Man faked student status for over a year
A 20-year-old Houstonian who pretended to be a Rice student for three semesters was arrested at Baker College last week.
The Rice Police arrested David Javani Vanegas Sept. 13 for criminal trespass and an outstanding traffic warrant and was remanded to Harris County Jail. Vanegas admitted to RUPD officers that he had been eating at Hanszen/Wiess Servery, attending classes and sleeping at Baker College.
RUPD Chief Bill Taylor said Vanegas would attend large classes where he could not be picked out and convinced students to let him sleep in their rooms by telling them that he lived off campus but was too tired to drive home. Vanegas also frequently claimed to have forgotten his ID so students would let him into buildings and help him get food.
“He admits to getting food from the servery and getting places to sleep by deception,” Taylor said. “His idea was that the worst that could happen to him is that he would get warned for trespassing.”
Sergeant Gary Spears, one of two officers who made the arrest, said Vanegas initially lied to RUPD about his status as a student.
“[Vanegas] claimed that he was a Rice student,” Spears said. “He told a tall tale about his family being an internationally wealthy family and how he had to attend Rice under a fake name, which is why we would find no record of him on any Rice database.”
Spears said the officers got Vanegas to confess by taking him to Baker College Master Luis Aranda. When Aranda did not recognize Vanegas and the police dispatcher could not find any record of him, the officers made the arrest.
“[Vanegas] said that he applied to Rice and was accepted but couldn’t attend,” Spears said. “He said that it would break his mother’s heart if he didn’t attend Rice, so he carried out this ruse for three semesters, showing up here every day.”
Taylor said in addition to the trespass charge, RUPD is trying to get the District Attorney’s office to press theft of services charges. Vanegas could face felony charges if it is proven that he stole more than $1,500 in room, board and tuition.
“We will work with Housing and Dining to determine the values [of the services],” Taylor said.
Sid Richardson College senior Daniel Rasheed made the call to RUPD.
Rasheed, who transferred to Rice from the National University of Singapore in Fall 2005, said he was friends with Vanegas.
“[Vanegas] used to eat lunch with [my group of friends] probably daily for the past year and maybe longer,” Rasheed said. “I just joined Rice last year, and he started coming to Rice about six months before I joined. Whenever we went out we usually went out with him, like to the cinema or various concerts and stuff. He was an integral part of our group.”

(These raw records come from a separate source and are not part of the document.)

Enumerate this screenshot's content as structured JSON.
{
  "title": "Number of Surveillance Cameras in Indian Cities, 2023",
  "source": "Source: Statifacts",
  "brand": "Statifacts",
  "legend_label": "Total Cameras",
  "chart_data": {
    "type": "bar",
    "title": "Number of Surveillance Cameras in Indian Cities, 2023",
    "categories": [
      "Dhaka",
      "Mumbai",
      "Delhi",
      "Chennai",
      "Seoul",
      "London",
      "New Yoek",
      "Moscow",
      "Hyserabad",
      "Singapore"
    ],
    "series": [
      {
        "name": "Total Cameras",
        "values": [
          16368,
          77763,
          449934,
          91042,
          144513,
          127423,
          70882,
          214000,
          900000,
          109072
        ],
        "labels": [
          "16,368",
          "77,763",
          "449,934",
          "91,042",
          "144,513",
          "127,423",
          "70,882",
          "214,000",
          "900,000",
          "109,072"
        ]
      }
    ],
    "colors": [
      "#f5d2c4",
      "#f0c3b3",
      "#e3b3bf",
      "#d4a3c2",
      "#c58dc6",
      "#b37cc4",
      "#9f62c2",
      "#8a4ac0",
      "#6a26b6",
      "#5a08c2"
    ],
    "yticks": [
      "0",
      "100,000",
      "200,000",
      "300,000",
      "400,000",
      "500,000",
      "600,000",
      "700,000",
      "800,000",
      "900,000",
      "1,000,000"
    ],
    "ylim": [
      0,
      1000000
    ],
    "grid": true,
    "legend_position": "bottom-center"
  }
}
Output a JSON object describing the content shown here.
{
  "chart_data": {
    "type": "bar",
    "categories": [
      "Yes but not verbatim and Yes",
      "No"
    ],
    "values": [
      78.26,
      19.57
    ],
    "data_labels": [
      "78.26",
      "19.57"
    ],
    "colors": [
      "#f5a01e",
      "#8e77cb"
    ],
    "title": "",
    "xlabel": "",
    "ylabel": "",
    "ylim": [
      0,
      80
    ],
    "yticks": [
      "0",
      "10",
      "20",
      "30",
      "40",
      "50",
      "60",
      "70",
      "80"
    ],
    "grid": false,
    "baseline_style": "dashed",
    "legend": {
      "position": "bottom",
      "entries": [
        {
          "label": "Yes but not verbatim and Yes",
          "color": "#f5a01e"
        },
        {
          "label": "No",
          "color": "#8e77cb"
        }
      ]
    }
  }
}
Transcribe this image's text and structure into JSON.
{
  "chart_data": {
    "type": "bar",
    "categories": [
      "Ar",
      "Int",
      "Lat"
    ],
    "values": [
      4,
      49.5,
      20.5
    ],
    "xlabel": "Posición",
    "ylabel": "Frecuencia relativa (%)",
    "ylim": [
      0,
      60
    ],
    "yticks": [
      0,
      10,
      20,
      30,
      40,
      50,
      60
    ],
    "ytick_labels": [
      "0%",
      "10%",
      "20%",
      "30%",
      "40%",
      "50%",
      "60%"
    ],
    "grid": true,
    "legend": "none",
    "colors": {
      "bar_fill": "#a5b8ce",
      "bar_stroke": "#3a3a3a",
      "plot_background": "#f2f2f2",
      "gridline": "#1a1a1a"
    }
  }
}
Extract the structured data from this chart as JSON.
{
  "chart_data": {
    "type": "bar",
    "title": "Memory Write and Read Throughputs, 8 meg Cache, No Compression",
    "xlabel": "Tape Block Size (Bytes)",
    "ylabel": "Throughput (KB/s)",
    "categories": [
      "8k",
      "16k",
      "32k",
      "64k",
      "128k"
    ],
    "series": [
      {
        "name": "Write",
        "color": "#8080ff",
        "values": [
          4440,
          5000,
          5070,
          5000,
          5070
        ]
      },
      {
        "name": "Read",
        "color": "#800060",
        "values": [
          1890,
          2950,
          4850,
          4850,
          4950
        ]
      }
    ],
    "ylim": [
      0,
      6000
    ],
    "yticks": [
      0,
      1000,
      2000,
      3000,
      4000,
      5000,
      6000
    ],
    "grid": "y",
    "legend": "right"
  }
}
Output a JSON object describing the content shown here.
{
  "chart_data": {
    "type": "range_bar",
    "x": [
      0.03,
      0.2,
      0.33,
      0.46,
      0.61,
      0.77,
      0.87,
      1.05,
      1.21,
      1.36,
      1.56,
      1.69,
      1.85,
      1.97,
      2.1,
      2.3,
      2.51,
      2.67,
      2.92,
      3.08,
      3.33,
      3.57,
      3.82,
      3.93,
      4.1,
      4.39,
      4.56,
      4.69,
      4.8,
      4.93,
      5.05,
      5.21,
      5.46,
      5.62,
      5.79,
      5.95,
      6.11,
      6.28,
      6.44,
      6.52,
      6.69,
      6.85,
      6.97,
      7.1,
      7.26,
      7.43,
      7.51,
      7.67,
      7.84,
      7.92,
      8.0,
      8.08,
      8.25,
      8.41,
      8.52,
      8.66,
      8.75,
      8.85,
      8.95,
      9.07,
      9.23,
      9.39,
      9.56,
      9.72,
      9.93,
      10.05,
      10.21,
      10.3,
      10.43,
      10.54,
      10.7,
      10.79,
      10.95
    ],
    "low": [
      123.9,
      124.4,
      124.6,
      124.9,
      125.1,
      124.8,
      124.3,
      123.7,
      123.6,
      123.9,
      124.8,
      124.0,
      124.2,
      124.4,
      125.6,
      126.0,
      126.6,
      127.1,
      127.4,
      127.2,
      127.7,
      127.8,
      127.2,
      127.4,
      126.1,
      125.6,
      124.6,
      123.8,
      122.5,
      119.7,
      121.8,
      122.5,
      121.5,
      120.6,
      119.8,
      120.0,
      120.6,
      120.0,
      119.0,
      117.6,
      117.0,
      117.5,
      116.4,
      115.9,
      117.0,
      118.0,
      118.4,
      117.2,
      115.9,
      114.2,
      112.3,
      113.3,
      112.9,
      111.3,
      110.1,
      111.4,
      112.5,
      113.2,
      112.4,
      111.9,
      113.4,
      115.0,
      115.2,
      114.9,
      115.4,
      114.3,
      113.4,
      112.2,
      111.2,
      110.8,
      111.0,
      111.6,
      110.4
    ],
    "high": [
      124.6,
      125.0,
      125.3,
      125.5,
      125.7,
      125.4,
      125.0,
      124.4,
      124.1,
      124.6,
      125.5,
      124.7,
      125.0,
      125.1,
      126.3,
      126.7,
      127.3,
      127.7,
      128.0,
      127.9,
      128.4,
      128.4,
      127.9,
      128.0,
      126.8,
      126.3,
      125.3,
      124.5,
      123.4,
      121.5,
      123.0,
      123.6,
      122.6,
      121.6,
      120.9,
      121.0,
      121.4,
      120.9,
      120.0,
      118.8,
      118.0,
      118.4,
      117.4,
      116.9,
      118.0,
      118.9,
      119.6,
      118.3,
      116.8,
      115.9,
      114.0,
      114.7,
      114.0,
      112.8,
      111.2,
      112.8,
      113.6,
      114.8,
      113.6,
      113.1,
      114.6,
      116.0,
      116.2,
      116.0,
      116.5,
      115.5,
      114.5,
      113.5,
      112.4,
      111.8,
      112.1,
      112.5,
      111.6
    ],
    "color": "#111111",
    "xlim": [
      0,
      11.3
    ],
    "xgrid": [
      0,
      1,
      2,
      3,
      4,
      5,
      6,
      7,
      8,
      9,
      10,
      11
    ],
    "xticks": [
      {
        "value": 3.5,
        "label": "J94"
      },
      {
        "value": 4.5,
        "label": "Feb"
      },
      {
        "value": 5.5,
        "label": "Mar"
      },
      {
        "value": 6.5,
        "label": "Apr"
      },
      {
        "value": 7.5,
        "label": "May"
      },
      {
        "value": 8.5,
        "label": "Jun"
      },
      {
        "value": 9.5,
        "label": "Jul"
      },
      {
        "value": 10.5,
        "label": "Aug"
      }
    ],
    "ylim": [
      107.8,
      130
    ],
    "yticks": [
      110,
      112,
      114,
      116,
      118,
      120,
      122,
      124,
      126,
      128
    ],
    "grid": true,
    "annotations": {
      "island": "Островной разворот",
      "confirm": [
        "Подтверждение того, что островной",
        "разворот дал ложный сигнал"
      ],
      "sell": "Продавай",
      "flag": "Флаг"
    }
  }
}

Rasheed said he became suspicious because Vanegas never had an ID card, never studied and did not have the class selection of a political science major, which he claimed to be.
“[My suspicions] have been off and on for probably six months or so,” Rasheed said.
Rasheed said he confronted Vanegas after investigating his Facebook profile — Rasheed and a friend discovered that the e-mail address Vanegas used to create the account was not his.
“I asked him point blank, ‘Do you go to Rice?’” Rasheed said. “He said ‘yes.’”
Rasheed and his friend asked Vanegas to prove that he was a student by showing his ID card or logging into ESTHER.
“Eventually it came to the point where we said, ‘Look David, just tell the truth or we’re going to call the police,’” Rasheed said. “[Vanegas] said ‘I swear I’m a Rice student.’ We asked him if he would mind if we called the police to verify that he was a student, and he said, ‘Yeah, sure.’ Then I placed the call.”
A similar episode occurred in 2002 when a non-Rice student, Rodrigo Montano, obtained a Rice ID card, slept on campus and began practicing with the track team. Montano was exposed after a month and charged with criminal trespass.
Rasheed said even though Vanegas lied about being a student, he was well-liked and supported by his peers.
“[Vanegas] really is a good guy at heart, and he was loved by a lot of people at Rice,” Rasheed said. “Even though all the evidence pointed to the fact that he wasn’t a Rice student, [there were] a lot of people who couldn’t believe … that he wasn’t a student.”
Rasheed said he did not expect there would be any lasting consequences for Vanegas when he called RUPD.
“I just wanted to know the truth,” Rasheed said. “I just thought that they’d be like, ‘OK he’s not a Rice student.’”
Taylor said RUPD will focus on education at the colleges to prevent similar incidents.
“I don’t know that it’s [RUPD] that needs to do the preventing,” Taylor said. “It’s more the students and the people in these colleges that need to be more aware of who is and who isn’t a student. An observant student picked this up. We would never have picked this up, because he looked like, acted like, lived like a student.”